В неё влетела Кэти. Казалось, она обезумела. Фея держала в руках кусок мяса, из которого капала кровь, и гигантскими прыжками приближалась к ним всё быстрее и быстрее.
За спиной Кэти слышались шаги огромной стаи диких зверей.
Шелл вскочил на ноги, сверкая глазами.
- Что это значит?!
Выкрикивая эти слова, Шелл вытянул вперёд правую руку, призывая меч. В то же время тяжелое звериной дыхание заполнило пристанище. Оно принадлежало волчьей братии. Их было около тридцати.
Анна напряглась при появлении волчьей стаи.
Кэти приблизилась к Анне, крича дрожащим голосом:
- Я же говорила, не зазнавайся!
Затем она бросила мясо ей в руки, но кусок ударил девушку в грудь.
В это мгновение Кэти совершил огромный прыжок. Она заскочила на крышу Анниной повозки.
Привлечённые запахом мяса, волки все, как один, бросились к Анне.
Шелл выскочил перед девушкой, настолько оШелломлённой, что неспособной даже визжать от страха, закрывая её от волков.
Одним взмахом меча он избавился от трёх передних.
Это отрезвило остальных, и они, рыча, стали окружать их.
- Шелл… Что… это?..
- Они сделали это. Они привели их.
«Под «они» он подразумевает Джонаса и Кэти? Почему они?..»
Джонас хлестнул лошадей. При звуке кнута мысли Анны, до того словно замершие, начали бурную деятельность. Она поняла.
«Джонас собирается украсть мою скульптуру!»
Анна совершенно забыла, что находится в окружении волков. Не думая, она рванулась к своей повозке.
- Джонас!!!
Погнавшись за уже тронувшимся фургоном, она запрыгнула на козлы.

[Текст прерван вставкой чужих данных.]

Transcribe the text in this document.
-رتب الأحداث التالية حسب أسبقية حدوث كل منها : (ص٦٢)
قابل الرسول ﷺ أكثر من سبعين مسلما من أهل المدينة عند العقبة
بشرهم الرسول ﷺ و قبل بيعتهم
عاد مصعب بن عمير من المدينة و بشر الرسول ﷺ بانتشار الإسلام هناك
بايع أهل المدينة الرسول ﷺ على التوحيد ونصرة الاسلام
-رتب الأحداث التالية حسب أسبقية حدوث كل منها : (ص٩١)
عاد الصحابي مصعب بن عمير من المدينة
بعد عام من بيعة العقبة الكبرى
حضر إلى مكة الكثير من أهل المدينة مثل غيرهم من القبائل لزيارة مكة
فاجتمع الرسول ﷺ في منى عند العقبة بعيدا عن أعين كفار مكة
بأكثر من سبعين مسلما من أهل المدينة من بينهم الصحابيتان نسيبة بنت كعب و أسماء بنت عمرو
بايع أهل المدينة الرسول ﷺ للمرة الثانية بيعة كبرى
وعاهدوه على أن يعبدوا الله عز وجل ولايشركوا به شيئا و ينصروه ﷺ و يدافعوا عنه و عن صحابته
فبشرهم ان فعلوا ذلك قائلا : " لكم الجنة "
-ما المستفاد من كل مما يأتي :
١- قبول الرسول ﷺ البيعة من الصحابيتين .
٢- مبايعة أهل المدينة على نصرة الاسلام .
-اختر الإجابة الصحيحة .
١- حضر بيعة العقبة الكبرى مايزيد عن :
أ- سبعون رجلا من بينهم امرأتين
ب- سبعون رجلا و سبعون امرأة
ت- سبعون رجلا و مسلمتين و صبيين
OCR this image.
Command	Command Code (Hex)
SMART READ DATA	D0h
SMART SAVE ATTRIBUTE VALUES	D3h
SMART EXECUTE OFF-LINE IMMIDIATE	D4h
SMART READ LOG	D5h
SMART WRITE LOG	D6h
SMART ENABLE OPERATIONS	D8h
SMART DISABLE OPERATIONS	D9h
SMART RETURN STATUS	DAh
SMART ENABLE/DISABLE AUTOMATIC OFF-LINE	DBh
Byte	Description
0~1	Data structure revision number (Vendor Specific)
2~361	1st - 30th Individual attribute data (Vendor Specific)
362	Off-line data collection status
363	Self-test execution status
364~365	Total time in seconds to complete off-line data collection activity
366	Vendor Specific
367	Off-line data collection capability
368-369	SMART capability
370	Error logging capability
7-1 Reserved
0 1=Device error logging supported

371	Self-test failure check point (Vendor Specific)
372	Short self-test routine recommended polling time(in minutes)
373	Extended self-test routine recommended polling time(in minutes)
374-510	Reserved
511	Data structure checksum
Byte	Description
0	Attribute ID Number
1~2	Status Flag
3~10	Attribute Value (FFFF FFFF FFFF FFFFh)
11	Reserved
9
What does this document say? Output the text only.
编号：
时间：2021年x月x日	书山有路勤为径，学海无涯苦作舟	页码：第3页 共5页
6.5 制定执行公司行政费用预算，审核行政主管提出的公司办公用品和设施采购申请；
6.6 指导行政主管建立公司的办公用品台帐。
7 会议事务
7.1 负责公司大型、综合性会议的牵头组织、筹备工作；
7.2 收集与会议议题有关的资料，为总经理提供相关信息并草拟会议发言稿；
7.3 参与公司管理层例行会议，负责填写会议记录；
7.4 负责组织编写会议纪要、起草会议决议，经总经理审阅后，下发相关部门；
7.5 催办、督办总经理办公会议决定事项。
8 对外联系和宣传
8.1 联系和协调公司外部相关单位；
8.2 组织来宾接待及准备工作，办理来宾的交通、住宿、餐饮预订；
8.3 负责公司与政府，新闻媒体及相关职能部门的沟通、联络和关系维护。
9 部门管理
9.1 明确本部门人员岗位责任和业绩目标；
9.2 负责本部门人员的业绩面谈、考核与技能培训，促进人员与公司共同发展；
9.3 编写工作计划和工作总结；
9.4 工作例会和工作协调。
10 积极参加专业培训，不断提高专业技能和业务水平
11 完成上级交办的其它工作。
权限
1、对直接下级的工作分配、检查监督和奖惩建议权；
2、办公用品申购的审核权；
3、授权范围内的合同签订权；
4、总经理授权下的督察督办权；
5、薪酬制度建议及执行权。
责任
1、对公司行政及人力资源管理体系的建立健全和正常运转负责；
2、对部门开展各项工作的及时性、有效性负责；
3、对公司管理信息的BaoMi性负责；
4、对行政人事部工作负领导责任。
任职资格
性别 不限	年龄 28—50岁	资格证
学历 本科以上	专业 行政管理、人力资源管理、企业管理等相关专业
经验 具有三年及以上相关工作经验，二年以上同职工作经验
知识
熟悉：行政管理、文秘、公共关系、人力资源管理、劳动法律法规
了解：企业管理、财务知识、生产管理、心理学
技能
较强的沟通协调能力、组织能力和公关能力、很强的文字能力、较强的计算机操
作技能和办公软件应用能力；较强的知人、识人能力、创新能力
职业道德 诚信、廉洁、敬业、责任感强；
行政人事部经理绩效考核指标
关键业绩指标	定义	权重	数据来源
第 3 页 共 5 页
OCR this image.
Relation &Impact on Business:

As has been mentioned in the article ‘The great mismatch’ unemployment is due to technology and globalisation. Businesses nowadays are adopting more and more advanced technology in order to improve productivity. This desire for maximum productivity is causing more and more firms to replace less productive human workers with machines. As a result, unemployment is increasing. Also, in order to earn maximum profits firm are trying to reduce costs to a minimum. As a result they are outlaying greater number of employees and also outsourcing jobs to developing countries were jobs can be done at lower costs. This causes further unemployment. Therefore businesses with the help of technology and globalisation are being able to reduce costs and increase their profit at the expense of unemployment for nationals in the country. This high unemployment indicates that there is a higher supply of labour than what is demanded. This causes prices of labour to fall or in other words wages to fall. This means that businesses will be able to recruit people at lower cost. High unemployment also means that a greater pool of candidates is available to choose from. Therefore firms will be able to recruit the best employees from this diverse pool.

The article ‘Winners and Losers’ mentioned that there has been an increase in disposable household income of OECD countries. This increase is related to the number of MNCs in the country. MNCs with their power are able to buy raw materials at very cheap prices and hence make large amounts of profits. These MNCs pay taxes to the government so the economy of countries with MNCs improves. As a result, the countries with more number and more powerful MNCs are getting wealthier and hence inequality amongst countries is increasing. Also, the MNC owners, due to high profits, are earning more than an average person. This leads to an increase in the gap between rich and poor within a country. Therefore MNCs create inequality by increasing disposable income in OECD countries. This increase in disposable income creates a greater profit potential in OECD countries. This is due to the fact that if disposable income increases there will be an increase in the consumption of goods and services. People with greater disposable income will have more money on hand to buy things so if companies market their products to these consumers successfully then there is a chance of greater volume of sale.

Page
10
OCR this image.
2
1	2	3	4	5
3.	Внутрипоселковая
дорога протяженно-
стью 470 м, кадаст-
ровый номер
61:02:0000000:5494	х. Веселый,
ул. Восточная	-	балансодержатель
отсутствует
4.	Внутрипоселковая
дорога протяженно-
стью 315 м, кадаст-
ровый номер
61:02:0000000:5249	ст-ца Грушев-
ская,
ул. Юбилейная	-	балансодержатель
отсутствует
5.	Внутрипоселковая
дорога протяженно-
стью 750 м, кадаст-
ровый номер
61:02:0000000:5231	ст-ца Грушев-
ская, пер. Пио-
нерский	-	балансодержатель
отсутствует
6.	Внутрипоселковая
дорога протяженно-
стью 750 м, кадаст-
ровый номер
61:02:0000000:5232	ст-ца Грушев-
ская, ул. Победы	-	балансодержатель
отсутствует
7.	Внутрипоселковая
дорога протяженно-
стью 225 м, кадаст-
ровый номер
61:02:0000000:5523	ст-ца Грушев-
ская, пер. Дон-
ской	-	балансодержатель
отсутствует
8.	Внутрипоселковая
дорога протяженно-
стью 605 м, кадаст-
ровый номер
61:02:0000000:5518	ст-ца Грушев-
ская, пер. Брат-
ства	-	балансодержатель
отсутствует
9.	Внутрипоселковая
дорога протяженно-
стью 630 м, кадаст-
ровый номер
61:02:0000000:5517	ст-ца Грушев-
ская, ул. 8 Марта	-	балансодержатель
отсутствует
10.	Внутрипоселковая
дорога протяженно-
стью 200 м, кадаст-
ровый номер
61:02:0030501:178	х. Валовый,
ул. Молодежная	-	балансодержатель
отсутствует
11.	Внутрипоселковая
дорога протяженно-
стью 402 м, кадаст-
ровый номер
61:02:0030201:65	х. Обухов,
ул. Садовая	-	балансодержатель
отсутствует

Сидевший там Джонас невозмутимо достал из кармана бутылёк и, откупорив его пальцем, вылил на неё содержимое.
Черно-красная жидкость, пахнущая кровью, запачкала Анну.
Не обращая на это внимание, девушка крепко вцепилась в рукав скульптурокрада.
Волки, до того окружавшие Шелла, отреагировали на жидкость, и снова погнались за Анной. Фею оставалось только прищёлкнуть языком и полоснуть по ним мечом.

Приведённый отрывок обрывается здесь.